Sierra Leone: le second tour de la présidentielle reporté au 31 mars

La justice sierra-léonaise a rejeté ce lundi 26 mars le recours d’un militant du parti au pouvoir qui aurait eu pour effet de reporter le second tour de la présidentielle, prévu pour mardi 27 mars. Cependant, la Commission électorale nationale (NEC) a réclamé un délai de quelques jours pour organiser le scrutin et a proposé un report au 31 mars, date à laquelle se tiendra finalement le scrutin.

Signe de l'attente fiévreuse qui régnait à Freetown depuis plusieurs jours, un important dispositif policier entourait la Haute Cour de justice dès la fin de matinée.

Cet après-midi, l'impatience était palpable jusque dans la salle, ouverte au public et pleine à craquer. La température monte, quand une partie de la salle se lève pour crier « time ! » : « nous ne pouvons plus attendre », lance une dame dans le public.

Le juge entre finalement, le silence se fait, on entend seulement les chauves-souris suspendues aux branches du cotton tree voisin. Et à son pied les manifestants qui réclament la tenue du scrutin au plus vite.

Il est 18h30 quand le juge proclame la levée de la suspension. L’annonce est saluée par des cris de joie, des chants, des embrassades. « C’est un immense soulagement » confie une enseignante venue voir l’audience.

Cinq jours pour organiser la finale électorale

Mais il fallait encore fixer une nouvelle date pour le scrutin, ce qui relève de la Cour suprême. Celle-ci vient de rendre sa décision : ce sera samedi 31 mars. C'est la Commission électorale qui en a fait l’annonce officielle.

Cinq jours, c'est le temps que la Haute Cour a jugé nécessaire pour organiser le second tour, pour acheminer l’ensemble du matériel électoral dans tous les bureaux de vote à travers tout le pays. Tout le monde est à pied d’oeuvre. « Nous avons encore beaucoup de travail devant nous », disait à l’instant un responsable à RFI.

L’ensemble des acteurs politiques - représentants de la Commission, observateurs et partis - étaient réunis dans un grand hôtel de Freetown ce soir. Tous ont accepté la nouvelle date du scrutin, selon des journalistes sur place.

Il faut dire que les dernières déclarations de l’opposition avaient suscité l’inquiétude. Le SLPP menaçait d’appeler ses militants à sortir dans la rue, mais il n’en est plus question.

Les opérations de déploiement du matériel électoral avaient été « interrompues » samedi 24 mars par une décision de la Haute Cour de justice, qui décidait finalement de suspendre « provisoirement » le vote, à la suite d'un recours déposé par un militant du parti au pouvoir.

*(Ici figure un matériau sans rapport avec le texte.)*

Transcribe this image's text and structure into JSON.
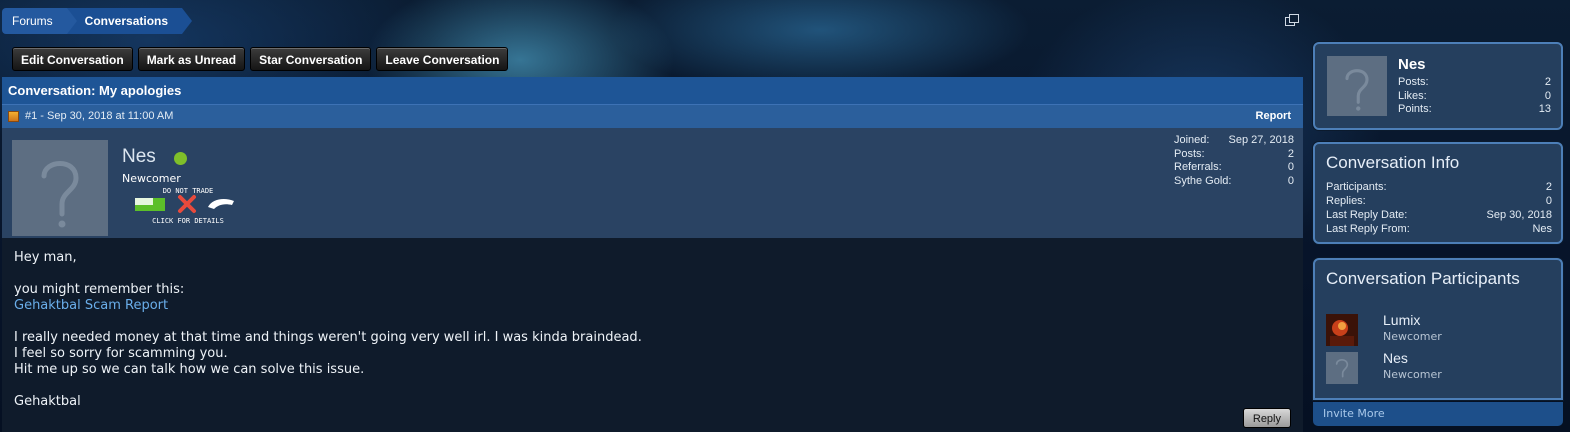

Les forces de sécurité devant les urnes

Ce juriste alléguait que le premier tour avait été entaché d’irrégularités, des fraudes assez graves pour justifier le report du second. Mais le juge a levé cette injonction, permettant à la campagne de redémarrer. Dans son jugement, le magistrat écrit, et ce n'est pas un détail, que les forces de sécurité devront assister au dépouillement des voix.

Pour certains juristes, c’est « bizarre » parce que la loi électorale dit le contraire : elle précise qui doit assister au comptage, et il n’est nulle part question de policiers.  Aux yeux de maître Tommy Ibrahim, qui dirige une ONG, à Freetown, le juge Mansaray est en train de « récrire les lois électorales » de la Sierra Leone.

Soulagement

Sous les fenêtres de la Haute Cour l'ambiance est à la fête. « Le peuple a gagné contre une poignée de gens qui voulaient protéger leur égo ou leur carrière politique ! », se réjouit cet homme. « Je me sens vraiment soulagé car en tant que citoyen de la Sierra Leone, j'étais très inquiet : les gens ne travaillent plus, les enfants ne vont plus à l'école les universités sont fermées... »

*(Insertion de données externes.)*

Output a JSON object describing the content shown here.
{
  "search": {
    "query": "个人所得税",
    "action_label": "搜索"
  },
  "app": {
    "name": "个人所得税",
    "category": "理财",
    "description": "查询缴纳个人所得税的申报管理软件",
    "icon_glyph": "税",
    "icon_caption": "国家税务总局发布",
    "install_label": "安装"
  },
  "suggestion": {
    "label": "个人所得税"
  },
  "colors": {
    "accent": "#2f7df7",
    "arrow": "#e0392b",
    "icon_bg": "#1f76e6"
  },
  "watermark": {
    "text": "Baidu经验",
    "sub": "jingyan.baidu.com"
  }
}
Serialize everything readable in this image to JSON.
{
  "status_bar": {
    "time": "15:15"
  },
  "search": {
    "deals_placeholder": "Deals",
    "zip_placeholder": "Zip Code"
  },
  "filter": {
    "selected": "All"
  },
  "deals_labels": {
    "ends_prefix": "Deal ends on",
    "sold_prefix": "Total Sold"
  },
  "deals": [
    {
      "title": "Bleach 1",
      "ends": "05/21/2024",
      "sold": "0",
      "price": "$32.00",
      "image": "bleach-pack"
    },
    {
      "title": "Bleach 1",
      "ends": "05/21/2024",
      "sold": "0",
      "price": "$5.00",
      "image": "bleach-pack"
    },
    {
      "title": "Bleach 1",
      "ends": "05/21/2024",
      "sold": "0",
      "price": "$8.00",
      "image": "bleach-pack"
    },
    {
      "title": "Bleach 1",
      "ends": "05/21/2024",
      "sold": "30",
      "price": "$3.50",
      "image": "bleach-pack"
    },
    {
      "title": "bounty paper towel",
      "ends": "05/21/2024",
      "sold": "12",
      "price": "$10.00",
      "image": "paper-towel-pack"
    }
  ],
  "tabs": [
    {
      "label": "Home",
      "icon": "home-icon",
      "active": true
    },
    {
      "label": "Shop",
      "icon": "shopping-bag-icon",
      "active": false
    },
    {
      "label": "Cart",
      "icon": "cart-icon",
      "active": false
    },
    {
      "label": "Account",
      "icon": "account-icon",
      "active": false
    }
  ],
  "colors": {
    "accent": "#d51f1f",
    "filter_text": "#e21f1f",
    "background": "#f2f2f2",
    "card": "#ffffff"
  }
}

« Je pense qu'il était temps ! Ca va calmer la pression sur le pouvoir judiciaire et les tensions dans le pays. Pour l'instant on croise les doigts », confie ce citoyen préoccupé. Beaucoup pensent avoir échappé de peu à une crise politique majeure.

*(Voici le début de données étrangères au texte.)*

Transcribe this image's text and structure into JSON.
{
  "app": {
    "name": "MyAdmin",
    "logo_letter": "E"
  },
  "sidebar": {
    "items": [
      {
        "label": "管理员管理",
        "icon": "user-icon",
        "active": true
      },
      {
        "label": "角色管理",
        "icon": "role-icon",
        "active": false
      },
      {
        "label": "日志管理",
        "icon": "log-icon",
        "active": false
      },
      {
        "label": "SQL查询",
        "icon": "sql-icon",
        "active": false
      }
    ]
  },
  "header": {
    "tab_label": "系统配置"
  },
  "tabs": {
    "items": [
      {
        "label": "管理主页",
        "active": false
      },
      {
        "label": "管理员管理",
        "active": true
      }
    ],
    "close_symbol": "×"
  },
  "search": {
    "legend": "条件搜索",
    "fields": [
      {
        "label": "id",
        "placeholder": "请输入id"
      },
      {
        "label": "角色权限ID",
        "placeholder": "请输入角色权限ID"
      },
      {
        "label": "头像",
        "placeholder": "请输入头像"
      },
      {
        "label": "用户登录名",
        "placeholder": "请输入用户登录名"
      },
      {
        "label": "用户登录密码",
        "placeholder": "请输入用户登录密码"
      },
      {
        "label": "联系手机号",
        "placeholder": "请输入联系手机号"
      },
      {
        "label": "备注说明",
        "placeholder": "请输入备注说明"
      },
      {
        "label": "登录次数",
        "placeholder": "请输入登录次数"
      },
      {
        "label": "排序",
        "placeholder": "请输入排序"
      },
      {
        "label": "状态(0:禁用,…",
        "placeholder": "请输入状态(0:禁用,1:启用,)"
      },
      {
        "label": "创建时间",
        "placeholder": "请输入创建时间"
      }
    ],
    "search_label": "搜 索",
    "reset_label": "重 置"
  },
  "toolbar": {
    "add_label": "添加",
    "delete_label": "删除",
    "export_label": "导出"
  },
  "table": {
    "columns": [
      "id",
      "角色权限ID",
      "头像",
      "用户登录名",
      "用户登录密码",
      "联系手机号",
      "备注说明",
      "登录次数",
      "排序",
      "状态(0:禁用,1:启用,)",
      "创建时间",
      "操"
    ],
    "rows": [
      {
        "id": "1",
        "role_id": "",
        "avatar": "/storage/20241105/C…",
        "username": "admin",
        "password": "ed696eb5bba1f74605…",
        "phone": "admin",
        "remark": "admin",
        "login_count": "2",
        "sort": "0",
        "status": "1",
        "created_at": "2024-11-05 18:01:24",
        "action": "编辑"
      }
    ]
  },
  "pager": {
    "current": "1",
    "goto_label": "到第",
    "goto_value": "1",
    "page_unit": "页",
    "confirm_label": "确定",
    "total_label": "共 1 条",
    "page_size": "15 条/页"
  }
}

La commission électorale peut maintenant reprendre ses opérations. « Il faut encore terminer la formation des agents et déployer le matériel électoral, précise son porte-parole Albert Massaquoi. Il ne nous reste que 14 heures avant le vote c'est pourquoi nous demandons à la Cour suprême de nous accorder quelques jours de plus. »

La Cour suprême donne quatre jours supplémentaires pour organiser le vote. L'opposition d'abord hostile à un report a changé d'avis, comme l'explique son candidat Julius Maada BIo : « Nous sommes tombés d'accord sur le 31 mars, ce samedi, pour organiser l'élection, c'est entériné (applaudissements). Il reste quelques détails techniques, mais rien qui ne pourra nous empêcher de conduire l'élection le 31. »

« La commission électorale a toute notre confiance », ajoute Samura Kamara, le candidat du parti au pouvoir dont l'un des membres est à l'origine de ce report.

Quoi qu'il en soit, cela ne change rien au fait que les éventuels mécontents pourront toujours contester les résultats électoraux après le second tour de samedi. On sait que le candidat du pouvoir, Samura Kamara, et celui de l'opposition, Julius Maada Bio, sont au coude à coude. Au premier tour, l'écart entre les deux hommes était inférieur à 1%.